HD: Is there a role you’d be willing to play?

MD: I proposed and supported the [Coalition for the Future of Detroit Schoolchildren’s] proposal.  … If the legislature adopts that, I’ve indicated I’ll play the role the coalition has recommended.

HD: Which is?

MD: Essentially to have a single authorizing entity [appointed by the mayor] for people who want to open and close schools in the city. We’ve got 200 schools in the city today, 100 charter and 100 DPS, and 150 of them have opened and closed in the last six years. The system is in complete chaos right now. There’s got to be stability … so I have suggested what I think is an appropriate role, but I’m not interested in running the schools, hiring the principals, providing the curriculums . …

HD: Is there too much dependence on folks like Mike Ilitch and Dan Gilbert?

MD: Is there too much dependence on General Motors and Chrysler? You try to make this community attractive to everybody  …  we’ve got a whole lot of small business people starting businesses in town.

HD: Are we putting too many eggs in one basket? Has Detroit given Ilitch too much in connection with the new arena, for example?

MD: I don’t know that we’ve given anybody anything. [We are] just trying to create an environment where people can invest and open businesses.

HD: Why did you want to do this? How long had you thought about wanting to be mayor?

MD: A lot of things came together at the same time. One, I was just really pissed off at the streetlights always being out. … That was kind of a spark. The second was my youngest son left for college in September 2012; it’s not something I would have done if I still had a kid at home. And I looked at what’s happening, and I realized that Mayor Bing wasn’t going to succeed.

I looked at the magnitude of what had to be done. And I couldn’t walk through the halls of the DMC every day without Detroiters saying, “Look, you gotta run for mayor.” I had done everything I wanted the DMC to do — it’s on long-term sound financial ground. It just seemed like I couldn’t watch the city go down and not try to help.

HD: You’ve been mayor for a year and a half. Has anything surprised you?
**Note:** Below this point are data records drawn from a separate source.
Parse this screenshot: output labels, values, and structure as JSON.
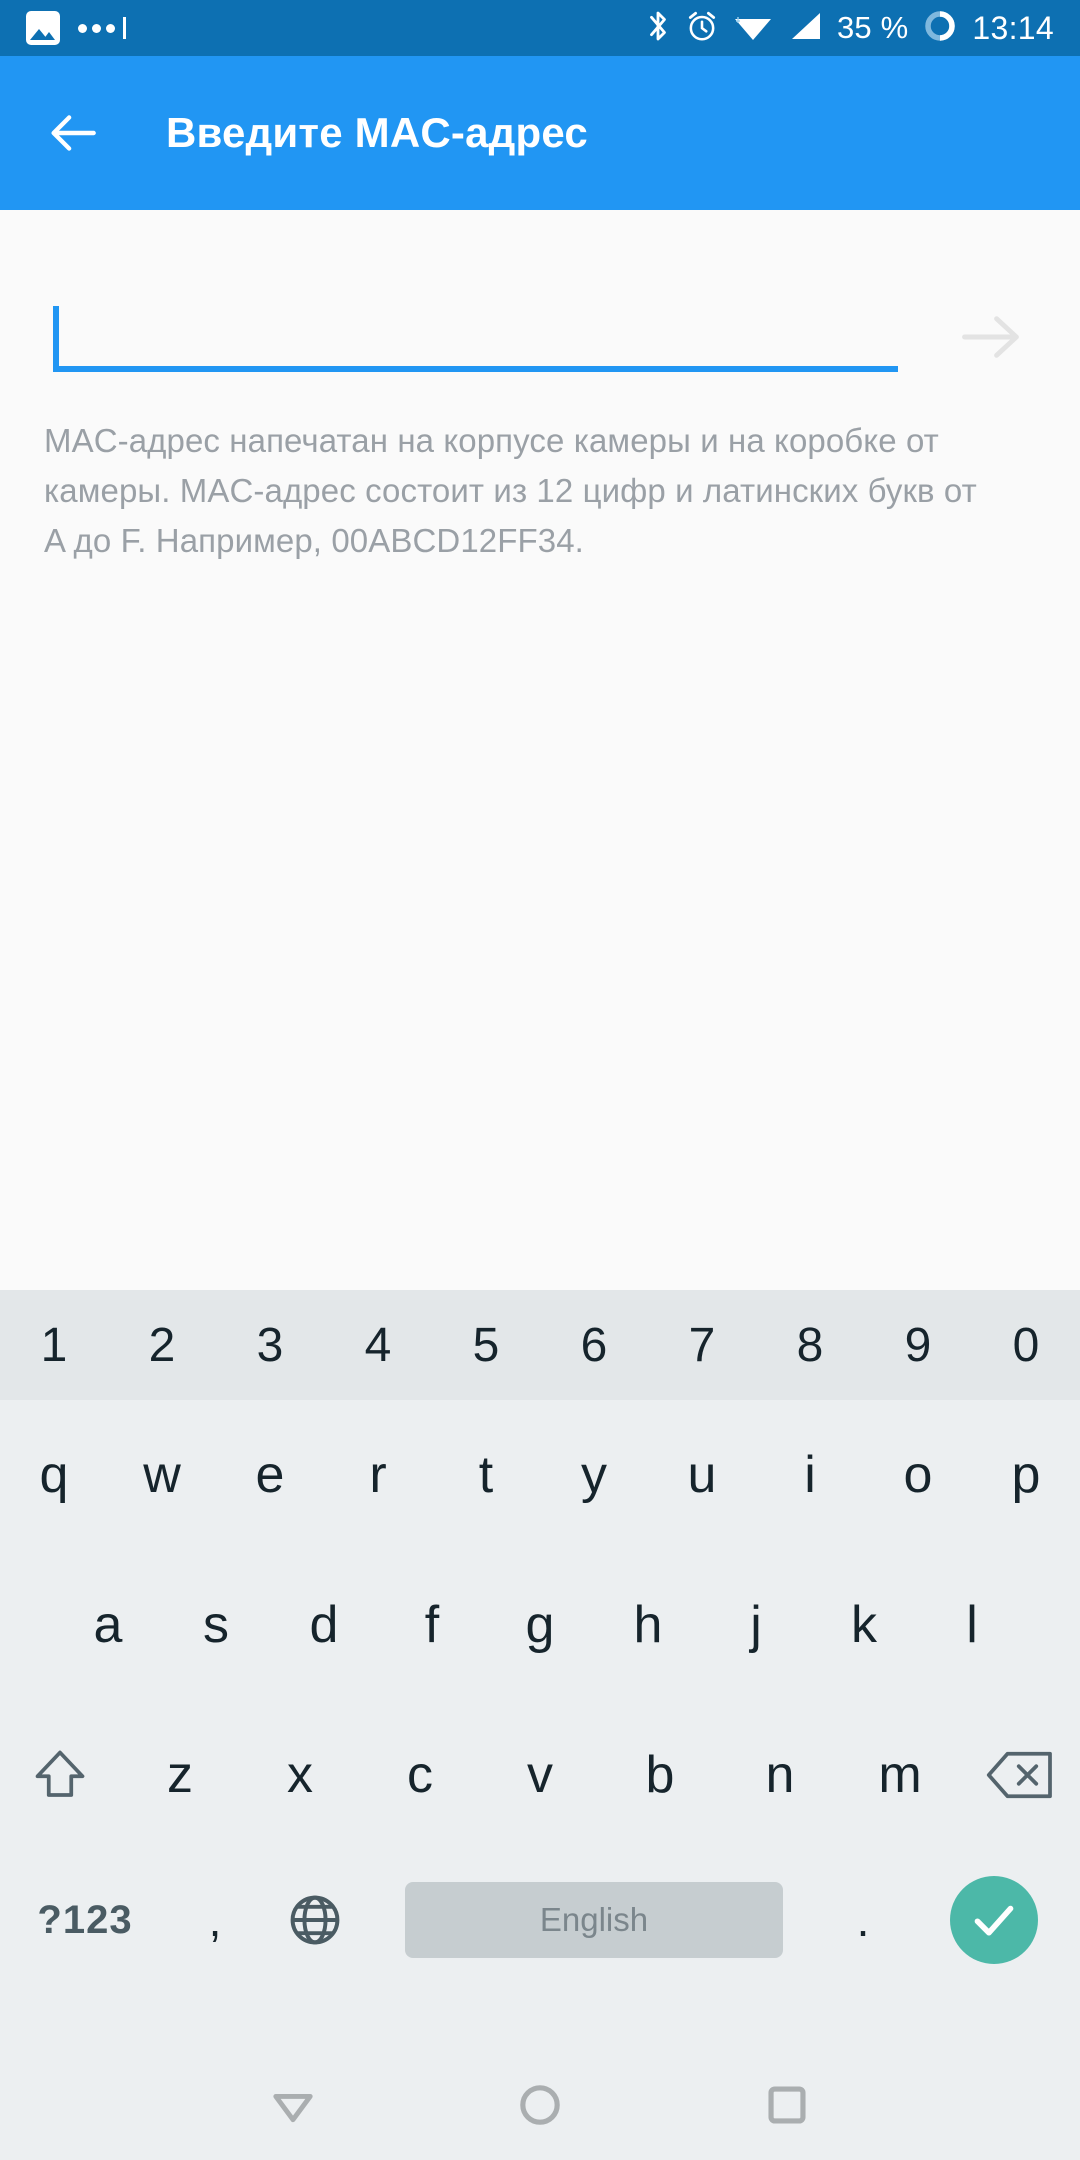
{
  "status_bar": {
    "background": "#0D70B2",
    "left_icons": [
      "image-notification-icon",
      "more-notifications-dots"
    ],
    "right_icons": [
      "bluetooth-icon",
      "alarm-icon",
      "wifi-icon",
      "cellular-signal-icon",
      "battery-ring-icon"
    ],
    "battery_percent": "35 %",
    "time": "13:14"
  },
  "toolbar": {
    "background": "#2196F3",
    "back_icon": "arrow-back-icon",
    "title": "Введите MAC-адрес"
  },
  "content": {
    "background": "#FAFAFA",
    "input": {
      "value": "",
      "placeholder": "",
      "underline_color": "#2196F3",
      "caret_visible": true
    },
    "submit_icon": "arrow-forward-icon",
    "hint": "MAC-адрес напечатан на корпусе камеры и на коробке от камеры. MAC-адрес состоит из 12 цифр и латинских букв от A до F. Например, 00ABCD12FF34."
  },
  "keyboard": {
    "background": "#ECEFF1",
    "number_row_background": "#E3E7E9",
    "rows": {
      "numbers": [
        "1",
        "2",
        "3",
        "4",
        "5",
        "6",
        "7",
        "8",
        "9",
        "0"
      ],
      "qwerty": [
        "q",
        "w",
        "e",
        "r",
        "t",
        "y",
        "u",
        "i",
        "o",
        "p"
      ],
      "asdf": [
        "a",
        "s",
        "d",
        "f",
        "g",
        "h",
        "j",
        "k",
        "l"
      ],
      "zxcv": [
        "z",
        "x",
        "c",
        "v",
        "b",
        "n",
        "m"
      ]
    },
    "shift_key": "shift-icon",
    "delete_key": "backspace-icon",
    "symbols_key": "?123",
    "comma_key": ",",
    "globe_key": "language-globe-icon",
    "spacebar_label": "English",
    "spacebar_color": "#C6CDD0",
    "period_key": ".",
    "enter_key": "check-icon",
    "enter_key_color": "#4CB8A8"
  },
  "nav_bar": {
    "background": "#ECEFF1",
    "buttons": [
      "back-down-triangle-icon",
      "home-circle-icon",
      "recents-square-icon"
    ]
  }
}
MD: Just the demands on my time. Everyone has “just one event” they want me to make.  … It’s been critical to me to stay in touch with the people who live in the neighborhoods. I got elected off those 250 house parties [during the campaign]. Once a week I sit in a living room with neighbors continuing to talk.  … But I wish I could spend more time in the office digging deeply into these problems. There’s a real expectation [that] you’ve got to be accessible. And so balancing … how much time I spend in the community versus how much time I spend in the office  … basically I spend eight hours a day on each.

HD: Mayor Bing saw some neighborhoods as more salvageable than others. Do you disagree?
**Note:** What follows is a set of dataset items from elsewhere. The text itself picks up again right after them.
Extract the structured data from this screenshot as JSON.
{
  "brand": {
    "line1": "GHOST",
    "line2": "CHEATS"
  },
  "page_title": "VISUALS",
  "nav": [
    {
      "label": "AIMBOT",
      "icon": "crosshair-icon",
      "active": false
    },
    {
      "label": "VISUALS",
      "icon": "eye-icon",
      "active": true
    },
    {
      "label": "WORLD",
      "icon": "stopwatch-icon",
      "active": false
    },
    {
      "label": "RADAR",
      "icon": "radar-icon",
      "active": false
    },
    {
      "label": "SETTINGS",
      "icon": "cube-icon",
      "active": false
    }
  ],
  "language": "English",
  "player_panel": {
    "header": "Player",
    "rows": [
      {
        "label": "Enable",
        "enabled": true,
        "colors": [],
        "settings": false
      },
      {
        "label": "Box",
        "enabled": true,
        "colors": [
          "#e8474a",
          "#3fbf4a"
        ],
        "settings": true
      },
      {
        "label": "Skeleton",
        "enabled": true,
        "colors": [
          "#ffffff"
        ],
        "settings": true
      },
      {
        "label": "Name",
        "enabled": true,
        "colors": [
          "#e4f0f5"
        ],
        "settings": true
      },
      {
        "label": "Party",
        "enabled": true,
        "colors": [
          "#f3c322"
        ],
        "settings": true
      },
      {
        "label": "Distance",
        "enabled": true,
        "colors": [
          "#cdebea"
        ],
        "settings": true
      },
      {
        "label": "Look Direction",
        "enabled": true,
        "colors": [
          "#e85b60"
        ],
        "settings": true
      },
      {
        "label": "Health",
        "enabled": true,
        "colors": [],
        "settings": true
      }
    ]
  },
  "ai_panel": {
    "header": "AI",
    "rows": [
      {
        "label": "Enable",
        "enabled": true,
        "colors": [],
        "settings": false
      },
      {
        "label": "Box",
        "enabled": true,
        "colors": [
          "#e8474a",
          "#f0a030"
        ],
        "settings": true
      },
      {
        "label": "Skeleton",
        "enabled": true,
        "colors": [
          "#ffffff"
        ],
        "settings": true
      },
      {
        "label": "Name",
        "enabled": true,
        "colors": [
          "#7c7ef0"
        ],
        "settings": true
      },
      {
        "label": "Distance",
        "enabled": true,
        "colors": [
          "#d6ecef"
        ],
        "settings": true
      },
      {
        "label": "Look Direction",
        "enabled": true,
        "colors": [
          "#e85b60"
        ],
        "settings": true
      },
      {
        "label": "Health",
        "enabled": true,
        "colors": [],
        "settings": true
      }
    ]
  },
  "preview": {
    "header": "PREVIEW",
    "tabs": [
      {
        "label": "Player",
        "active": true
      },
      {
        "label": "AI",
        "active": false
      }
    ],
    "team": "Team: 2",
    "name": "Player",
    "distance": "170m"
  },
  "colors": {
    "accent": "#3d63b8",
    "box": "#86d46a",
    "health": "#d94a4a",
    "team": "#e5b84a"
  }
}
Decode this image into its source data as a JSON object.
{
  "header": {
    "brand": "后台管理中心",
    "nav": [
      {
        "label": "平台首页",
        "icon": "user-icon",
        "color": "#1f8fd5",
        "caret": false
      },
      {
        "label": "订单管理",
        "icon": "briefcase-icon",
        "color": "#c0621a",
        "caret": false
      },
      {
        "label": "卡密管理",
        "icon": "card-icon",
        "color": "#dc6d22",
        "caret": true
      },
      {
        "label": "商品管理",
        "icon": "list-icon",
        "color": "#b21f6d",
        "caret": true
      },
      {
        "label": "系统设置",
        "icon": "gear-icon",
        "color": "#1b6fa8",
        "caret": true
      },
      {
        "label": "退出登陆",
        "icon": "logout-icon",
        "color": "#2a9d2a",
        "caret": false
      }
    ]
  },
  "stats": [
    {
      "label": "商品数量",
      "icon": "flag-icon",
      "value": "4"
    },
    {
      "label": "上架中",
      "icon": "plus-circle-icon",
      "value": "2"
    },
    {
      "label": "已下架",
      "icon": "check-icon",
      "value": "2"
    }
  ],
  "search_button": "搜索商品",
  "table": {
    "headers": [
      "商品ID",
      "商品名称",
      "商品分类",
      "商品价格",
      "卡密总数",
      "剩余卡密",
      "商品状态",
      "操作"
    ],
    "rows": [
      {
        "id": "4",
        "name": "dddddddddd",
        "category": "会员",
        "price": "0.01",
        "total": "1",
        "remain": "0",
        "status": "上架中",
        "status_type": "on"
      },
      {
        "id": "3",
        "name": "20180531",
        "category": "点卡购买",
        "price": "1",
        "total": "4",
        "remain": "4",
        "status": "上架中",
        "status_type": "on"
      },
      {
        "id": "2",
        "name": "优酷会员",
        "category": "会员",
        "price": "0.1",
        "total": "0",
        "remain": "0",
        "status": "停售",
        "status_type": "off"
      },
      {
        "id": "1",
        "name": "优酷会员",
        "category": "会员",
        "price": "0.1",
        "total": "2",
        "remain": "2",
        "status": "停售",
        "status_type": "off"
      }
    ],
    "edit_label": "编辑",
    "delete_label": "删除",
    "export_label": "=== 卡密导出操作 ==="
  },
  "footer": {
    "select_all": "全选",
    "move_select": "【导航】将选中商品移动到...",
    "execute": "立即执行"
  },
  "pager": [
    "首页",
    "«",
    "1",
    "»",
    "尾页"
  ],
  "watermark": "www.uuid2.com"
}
MD: Yeah. We don’t do that. My campaign theme was that every neighborhood has a future. That future doesn’t necessarily mean every neighborhood will look exactly like it did before. You’re seeing that in Brightmoor. [It] is going to include areas of single-family homes, but it is also likely to include areas of gardening and farming.  … We’re working with the leadership of the neighborhood for a vision for their neighborhoods. I do think every neighborhood has a future, though it’s not necessarily a future where every lot is occupied by a single-family home.

HD: You’ve been pretty emphatic that you aren’t running for governor. Does that mean that you’re committed to a second term as mayor?
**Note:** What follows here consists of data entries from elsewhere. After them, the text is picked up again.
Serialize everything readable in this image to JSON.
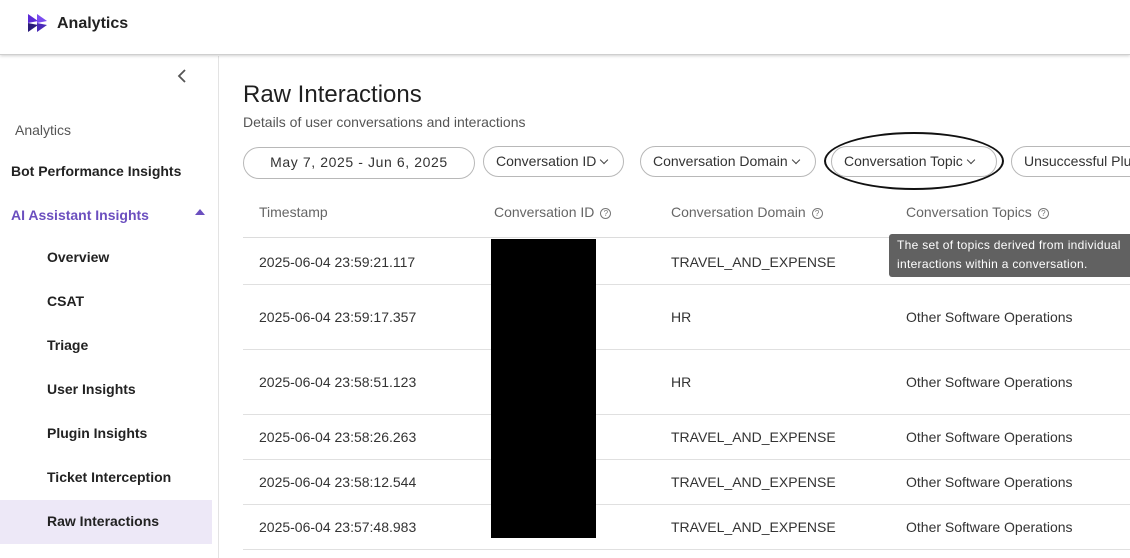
{
  "header": {
    "app_title": "Analytics",
    "logo_icon": "analytics-logo-icon",
    "logo_color": "#5b2ad6"
  },
  "sidebar": {
    "collapse_icon": "chevron-left-icon",
    "section_label": "Analytics",
    "bot_performance": "Bot Performance Insights",
    "ai_assistant": "AI Assistant Insights",
    "accent_color": "#6b4fbf",
    "items": [
      {
        "label": "Overview"
      },
      {
        "label": "CSAT"
      },
      {
        "label": "Triage"
      },
      {
        "label": "User Insights"
      },
      {
        "label": "Plugin Insights"
      },
      {
        "label": "Ticket Interception"
      },
      {
        "label": "Raw Interactions"
      }
    ],
    "active_item": "Raw Interactions"
  },
  "main": {
    "title": "Raw Interactions",
    "subtitle": "Details of user conversations and interactions",
    "filters": {
      "date_range": "May 7, 2025 - Jun 6, 2025",
      "conversation_id": "Conversation ID",
      "conversation_domain": "Conversation Domain",
      "conversation_topic": "Conversation Topic",
      "unsuccessful": "Unsuccessful Plu"
    },
    "table": {
      "columns": [
        "Timestamp",
        "Conversation ID",
        "Conversation Domain",
        "Conversation Topics"
      ],
      "help_glyph": "?",
      "rows": [
        {
          "timestamp": "2025-06-04 23:59:21.117",
          "domain": "TRAVEL_AND_EXPENSE",
          "topics": ""
        },
        {
          "timestamp": "2025-06-04 23:59:17.357",
          "domain": "HR",
          "topics": "Other Software Operations"
        },
        {
          "timestamp": "2025-06-04 23:58:51.123",
          "domain": "HR",
          "topics": "Other Software Operations"
        },
        {
          "timestamp": "2025-06-04 23:58:26.263",
          "domain": "TRAVEL_AND_EXPENSE",
          "topics": "Other Software Operations"
        },
        {
          "timestamp": "2025-06-04 23:58:12.544",
          "domain": "TRAVEL_AND_EXPENSE",
          "topics": "Other Software Operations"
        },
        {
          "timestamp": "2025-06-04 23:57:48.983",
          "domain": "TRAVEL_AND_EXPENSE",
          "topics": "Other Software Operations"
        }
      ]
    },
    "tooltip": {
      "line1": "The set of topics derived from individual",
      "line2": "interactions within a conversation."
    }
  }
}
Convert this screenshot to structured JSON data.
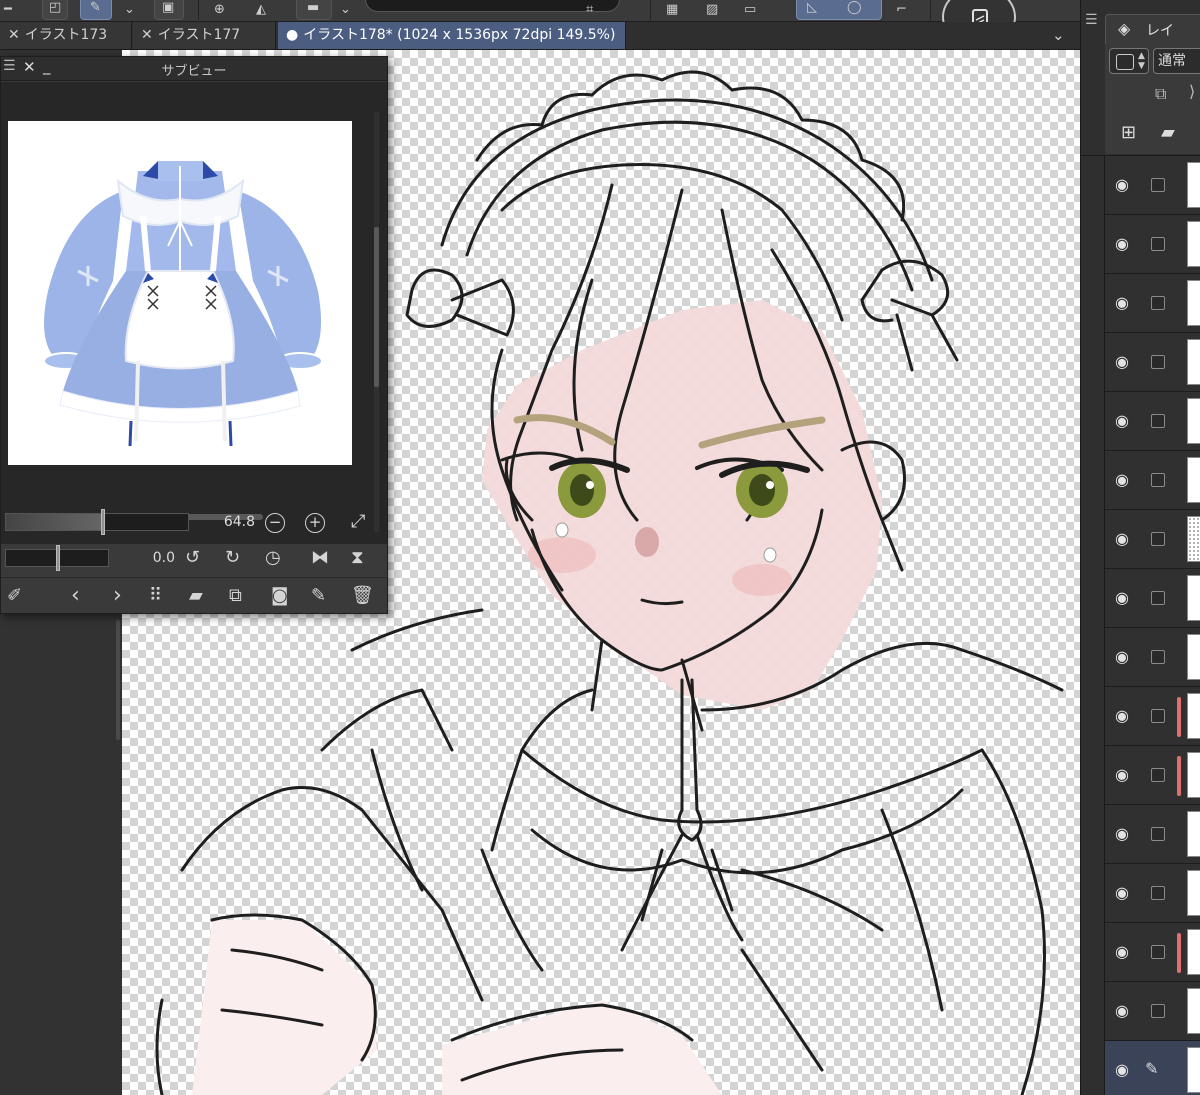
{
  "toolbar": {
    "icons": [
      "menu-icon",
      "export-icon",
      "pen-icon",
      "chevron-down-icon",
      "stamp-icon",
      "layer-add-icon",
      "fill-icon",
      "ruler-icon",
      "chevron-down-icon",
      "crop-icon",
      "grid-icon",
      "eraser-icon",
      "select-icon",
      "lasso-icon",
      "corner-icon",
      "rotate-canvas-icon"
    ]
  },
  "tabs": [
    {
      "close": "✕",
      "label": "イラスト173",
      "active": false
    },
    {
      "close": "✕",
      "label": "イラスト177",
      "active": false
    },
    {
      "close": "●",
      "label": "イラスト178* (1024 x 1536px 72dpi 149.5%)",
      "active": true
    }
  ],
  "subview": {
    "title": "サブビュー",
    "zoom_value": "64.8",
    "zoom_fraction": 0.53,
    "rotation_value": "0.0",
    "rotation_fraction": 0.5,
    "reference_image": "blue-maid-dress"
  },
  "layer_panel": {
    "tab_label": "レイ",
    "blend_mode": "通常",
    "layers": [
      {
        "mark_color": "",
        "pattern": false,
        "selected": false
      },
      {
        "mark_color": "",
        "pattern": false,
        "selected": false
      },
      {
        "mark_color": "",
        "pattern": false,
        "selected": false
      },
      {
        "mark_color": "",
        "pattern": false,
        "selected": false
      },
      {
        "mark_color": "",
        "pattern": false,
        "selected": false
      },
      {
        "mark_color": "",
        "pattern": false,
        "selected": false
      },
      {
        "mark_color": "",
        "pattern": true,
        "selected": false
      },
      {
        "mark_color": "",
        "pattern": false,
        "selected": false
      },
      {
        "mark_color": "",
        "pattern": false,
        "selected": false
      },
      {
        "mark_color": "#e07070",
        "pattern": false,
        "selected": false
      },
      {
        "mark_color": "#e07070",
        "pattern": false,
        "selected": false
      },
      {
        "mark_color": "",
        "pattern": false,
        "selected": false
      },
      {
        "mark_color": "",
        "pattern": false,
        "selected": false
      },
      {
        "mark_color": "#e07070",
        "pattern": false,
        "selected": false
      },
      {
        "mark_color": "",
        "pattern": false,
        "selected": false
      },
      {
        "mark_color": "",
        "pattern": false,
        "selected": true
      }
    ]
  },
  "colors": {
    "accent": "#4c5d82",
    "eye_green": "#7a8a3a",
    "skin": "#f4dcdc",
    "dress_blue": "#9db4e8"
  }
}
MD: That’s up to the voters. In my business you don’t get to determine that.

HD: But you are running for a second term?

MD: Yeah. I’m going to — if people a year from now are as supportive of me as they are today.  … Today, the people of the city are strongly behind me. But in my business, that can be very fickle.

HD: How long is too long to serve as mayor? Coleman Young served five terms.

MD: He did a lot of things right. But you get to a point where it’s hard to keep your team, and right now [they’re] all working 14- to 16-hour days. Can you sustain that? I look at the last term of the McNamara administration (as Wayne County executive), and I think even Ed McNamara would tell you he stayed a term too long.  … I don’t really plan that far ahead. But I won’t need the voters to throw me out. If people aren’t supportive of me, come re-election time, I’ll go.